State Erred in Granting Bistro Liquor License

Times Staff Writer

Fans of the ritzy Beverly Hills Bistro restaurant may have prematurely toasted its planned expansion into the San Fernando Valley.

State Department of Alcoholic Beverage Control officials said Monday the agency may have to rescind a liquor license issued three months ago for the Bistro’s newest location at a $15-million shopping center under construction in Studio City.

State officials said the agency erred in issuing the license before a required conditional-use permit was approved for the shopping center by Los Angeles zoning officials.

“We may have to back that application up to the point where the issuance is retrieved or cancelled,” said Manuel Espinoza, deputy director of the beverage control department.


Obeying Law

“It’s an unusual situation,” he said. “We’re trying to address the problem. The law says the department cannot issue a license when it’s in violation of local laws.”

The state’s reevaluation was hailed as a victory by leaders of the Sherman Oaks Homeowners Assn., which has doggedly opposed the sale of liquor at the proposed Bistro Garden restaurant.

The luxury dining establishment is expected to be the centerpiece of the new Center at Coldwater shopping mall at Ventura Boulevard and Coldwater Canyon Avenue.


But nearby residents have complained that their neighborhood would suffer if intoxicated patrons leave the Bistro Garden and drive on nearby residential streets.

Homeowners unsuccessfully fought the mall’s conditional-use permit on June 9 at a hearing conducted by a city zoning administrator.

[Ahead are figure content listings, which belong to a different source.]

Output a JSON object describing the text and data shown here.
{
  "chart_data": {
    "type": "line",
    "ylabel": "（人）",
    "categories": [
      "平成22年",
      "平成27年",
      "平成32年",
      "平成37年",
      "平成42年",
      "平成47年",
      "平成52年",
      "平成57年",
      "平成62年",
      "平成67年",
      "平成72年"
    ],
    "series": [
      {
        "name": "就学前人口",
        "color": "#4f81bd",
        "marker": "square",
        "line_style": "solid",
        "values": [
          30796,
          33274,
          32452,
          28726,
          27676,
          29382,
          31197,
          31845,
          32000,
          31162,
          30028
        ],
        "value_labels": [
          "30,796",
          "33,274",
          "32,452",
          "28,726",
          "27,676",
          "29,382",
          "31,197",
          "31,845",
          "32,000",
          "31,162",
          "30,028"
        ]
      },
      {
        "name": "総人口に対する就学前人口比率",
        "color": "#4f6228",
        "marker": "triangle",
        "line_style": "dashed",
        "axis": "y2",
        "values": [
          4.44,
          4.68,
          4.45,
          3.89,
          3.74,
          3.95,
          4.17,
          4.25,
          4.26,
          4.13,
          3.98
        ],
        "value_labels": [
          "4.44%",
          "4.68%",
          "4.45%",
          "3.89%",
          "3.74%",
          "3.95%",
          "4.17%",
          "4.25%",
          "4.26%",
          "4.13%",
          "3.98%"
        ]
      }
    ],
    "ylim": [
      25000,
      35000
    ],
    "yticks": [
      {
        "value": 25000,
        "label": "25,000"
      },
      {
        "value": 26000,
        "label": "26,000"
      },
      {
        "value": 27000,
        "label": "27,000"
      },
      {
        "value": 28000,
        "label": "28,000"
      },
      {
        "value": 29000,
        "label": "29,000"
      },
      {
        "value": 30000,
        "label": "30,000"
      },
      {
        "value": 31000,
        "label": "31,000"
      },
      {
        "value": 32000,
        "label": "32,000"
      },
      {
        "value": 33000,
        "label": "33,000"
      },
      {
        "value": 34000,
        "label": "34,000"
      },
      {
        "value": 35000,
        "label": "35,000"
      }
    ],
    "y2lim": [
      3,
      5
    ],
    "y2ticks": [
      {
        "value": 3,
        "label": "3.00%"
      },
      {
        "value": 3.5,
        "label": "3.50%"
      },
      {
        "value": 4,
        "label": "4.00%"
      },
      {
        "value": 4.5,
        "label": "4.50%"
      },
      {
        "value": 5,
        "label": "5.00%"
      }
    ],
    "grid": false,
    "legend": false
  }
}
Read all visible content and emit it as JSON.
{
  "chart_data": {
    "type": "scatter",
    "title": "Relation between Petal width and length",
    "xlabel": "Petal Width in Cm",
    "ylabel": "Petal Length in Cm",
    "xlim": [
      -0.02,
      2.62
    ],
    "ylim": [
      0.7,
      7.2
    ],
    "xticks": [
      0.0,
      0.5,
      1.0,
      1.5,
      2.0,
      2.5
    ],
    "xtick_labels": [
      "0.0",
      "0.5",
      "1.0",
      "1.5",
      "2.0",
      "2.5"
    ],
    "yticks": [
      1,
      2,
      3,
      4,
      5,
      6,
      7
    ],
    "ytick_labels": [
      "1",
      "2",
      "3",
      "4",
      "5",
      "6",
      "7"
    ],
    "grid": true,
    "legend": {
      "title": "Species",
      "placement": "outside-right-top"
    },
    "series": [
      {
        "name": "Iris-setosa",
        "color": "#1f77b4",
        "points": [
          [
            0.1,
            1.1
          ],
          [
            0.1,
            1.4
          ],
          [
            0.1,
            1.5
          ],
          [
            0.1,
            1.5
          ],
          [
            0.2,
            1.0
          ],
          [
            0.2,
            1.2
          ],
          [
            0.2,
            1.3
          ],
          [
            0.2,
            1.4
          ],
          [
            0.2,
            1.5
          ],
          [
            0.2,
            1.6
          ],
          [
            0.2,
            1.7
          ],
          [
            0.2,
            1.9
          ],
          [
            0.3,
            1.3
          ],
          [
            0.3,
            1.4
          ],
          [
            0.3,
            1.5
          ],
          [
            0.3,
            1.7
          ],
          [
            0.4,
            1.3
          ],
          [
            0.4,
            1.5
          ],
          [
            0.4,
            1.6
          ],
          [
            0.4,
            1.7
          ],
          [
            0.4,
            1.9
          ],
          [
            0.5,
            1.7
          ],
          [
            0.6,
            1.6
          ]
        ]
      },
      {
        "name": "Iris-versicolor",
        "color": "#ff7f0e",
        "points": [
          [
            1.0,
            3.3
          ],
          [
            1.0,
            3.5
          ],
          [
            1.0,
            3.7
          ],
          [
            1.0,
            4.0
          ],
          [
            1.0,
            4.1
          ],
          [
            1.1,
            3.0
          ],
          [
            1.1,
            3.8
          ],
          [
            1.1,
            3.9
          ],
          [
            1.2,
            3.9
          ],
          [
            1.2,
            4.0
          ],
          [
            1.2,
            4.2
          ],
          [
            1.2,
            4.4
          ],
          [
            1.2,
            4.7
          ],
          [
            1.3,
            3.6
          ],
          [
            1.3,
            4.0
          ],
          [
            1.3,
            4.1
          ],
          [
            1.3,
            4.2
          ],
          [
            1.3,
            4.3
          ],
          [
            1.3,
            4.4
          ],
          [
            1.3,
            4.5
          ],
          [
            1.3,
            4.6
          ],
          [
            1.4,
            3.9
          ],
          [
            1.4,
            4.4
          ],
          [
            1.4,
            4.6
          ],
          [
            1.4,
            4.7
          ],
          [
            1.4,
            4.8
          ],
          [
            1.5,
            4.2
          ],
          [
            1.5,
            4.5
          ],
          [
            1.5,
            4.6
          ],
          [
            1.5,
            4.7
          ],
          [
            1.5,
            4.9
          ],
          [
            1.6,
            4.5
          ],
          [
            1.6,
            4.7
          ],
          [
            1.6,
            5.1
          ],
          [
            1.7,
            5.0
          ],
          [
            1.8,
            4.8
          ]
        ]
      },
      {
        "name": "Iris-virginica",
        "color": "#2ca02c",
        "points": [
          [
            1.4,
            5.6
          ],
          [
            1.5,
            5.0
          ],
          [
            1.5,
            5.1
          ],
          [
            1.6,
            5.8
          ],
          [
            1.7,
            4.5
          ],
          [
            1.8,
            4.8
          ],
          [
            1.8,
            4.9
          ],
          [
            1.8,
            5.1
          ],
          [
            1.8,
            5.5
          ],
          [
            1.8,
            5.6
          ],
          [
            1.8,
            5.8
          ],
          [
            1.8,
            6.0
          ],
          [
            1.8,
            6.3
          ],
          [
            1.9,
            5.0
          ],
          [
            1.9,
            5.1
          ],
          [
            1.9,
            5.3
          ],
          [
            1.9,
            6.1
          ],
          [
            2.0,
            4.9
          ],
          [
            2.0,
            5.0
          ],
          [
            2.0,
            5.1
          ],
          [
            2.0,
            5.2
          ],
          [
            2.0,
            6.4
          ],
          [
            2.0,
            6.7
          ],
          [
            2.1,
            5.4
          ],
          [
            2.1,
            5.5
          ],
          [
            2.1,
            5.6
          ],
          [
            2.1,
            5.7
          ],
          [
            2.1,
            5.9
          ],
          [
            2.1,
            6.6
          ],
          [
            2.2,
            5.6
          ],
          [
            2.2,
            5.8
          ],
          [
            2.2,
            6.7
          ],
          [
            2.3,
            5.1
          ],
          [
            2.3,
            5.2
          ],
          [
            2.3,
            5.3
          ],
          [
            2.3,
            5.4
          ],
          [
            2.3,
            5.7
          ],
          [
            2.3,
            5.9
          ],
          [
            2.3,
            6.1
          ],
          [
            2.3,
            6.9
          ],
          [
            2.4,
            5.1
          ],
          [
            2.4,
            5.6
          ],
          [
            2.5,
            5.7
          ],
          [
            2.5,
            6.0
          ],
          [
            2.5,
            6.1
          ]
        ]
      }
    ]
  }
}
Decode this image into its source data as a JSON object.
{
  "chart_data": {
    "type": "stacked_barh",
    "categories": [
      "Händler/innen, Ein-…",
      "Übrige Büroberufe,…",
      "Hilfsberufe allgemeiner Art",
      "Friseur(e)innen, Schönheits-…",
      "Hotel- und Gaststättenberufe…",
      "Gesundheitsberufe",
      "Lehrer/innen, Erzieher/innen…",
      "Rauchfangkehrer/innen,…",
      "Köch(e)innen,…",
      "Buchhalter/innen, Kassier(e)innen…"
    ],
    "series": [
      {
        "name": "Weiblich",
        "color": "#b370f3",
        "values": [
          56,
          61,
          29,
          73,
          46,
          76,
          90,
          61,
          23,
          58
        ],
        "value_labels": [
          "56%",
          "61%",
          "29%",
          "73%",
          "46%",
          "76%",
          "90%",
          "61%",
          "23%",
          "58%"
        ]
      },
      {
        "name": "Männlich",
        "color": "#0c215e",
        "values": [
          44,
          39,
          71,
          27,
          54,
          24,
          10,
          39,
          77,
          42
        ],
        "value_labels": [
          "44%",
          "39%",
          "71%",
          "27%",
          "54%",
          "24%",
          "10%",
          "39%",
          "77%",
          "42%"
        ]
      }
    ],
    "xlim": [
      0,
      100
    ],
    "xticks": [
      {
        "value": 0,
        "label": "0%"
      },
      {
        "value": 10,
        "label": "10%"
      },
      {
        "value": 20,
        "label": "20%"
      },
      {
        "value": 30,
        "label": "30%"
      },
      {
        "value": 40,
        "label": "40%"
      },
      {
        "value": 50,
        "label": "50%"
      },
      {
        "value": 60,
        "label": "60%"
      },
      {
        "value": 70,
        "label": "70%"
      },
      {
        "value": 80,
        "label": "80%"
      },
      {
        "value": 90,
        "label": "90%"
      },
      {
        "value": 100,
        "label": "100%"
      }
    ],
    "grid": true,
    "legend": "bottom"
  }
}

Eleven days later, residents appealed the matter to the city’s Board of Zoning Appeals.

Unaware of the appeal, the state control board issued the liquor license to the Bistro Garden on June 24.

“I erred,” said F.J. (Jim) Smith, the beverage control district administrator in Van Nuys who issued the license. “I was not aware that the city permit had been appealed.”

Homeowners said they were shocked to learn of the liquor license on Sept. 20, when their protest was taken up by the Board of Zoning Appeals. On that day, the board voted 3 to 0 to authorize the conditional-use permit--provided the Bistro Garden agreed to restrict its operations and submit to periodic liquor-service reviews by the city during the next six years.

Although homeowners expressed satisfaction with that action at the time, they now say they intend to protest the zoning agency’s vote to the City Council. That appeal process would continue to invalidate the state liquor license.

“All we know is we want the right to go through the city’s procedure with fairness to the community and to the residents’ concerns,” said Rose Elmassian, a Sherman Oaks homeowner who has led the fight against the liquor license.

“The neighborhood is pulling together stronger now that they know there are laws to protect us.”


Bistro Garden officials could not be reached for comment Monday. They previously acknowledged that the sale of liquor was mandatory to make their new restaurant a success.

But Center at Coldwater developer Herbert Piken termed the lastest roadblock “ridiculous.” Piken said 1,500 people gathered Sunday at the Bistro in Beverly Hills to celebrate the restaurant’s 25th anniversary and the planned expansion to Studio City.

The protests are “a disgrace, an insult” to the Bistro’s operators, who hope to open their Studio City restaurant in March, Piken said.

State officials said revocation of the Bistro Garden liquor license could trigger a court fight. They said Bistro officials paid $20,000 to purchase and transfer the license from a defunct West Los Angeles restaurant called Compari’s on the basis of the state board’s June 24 action.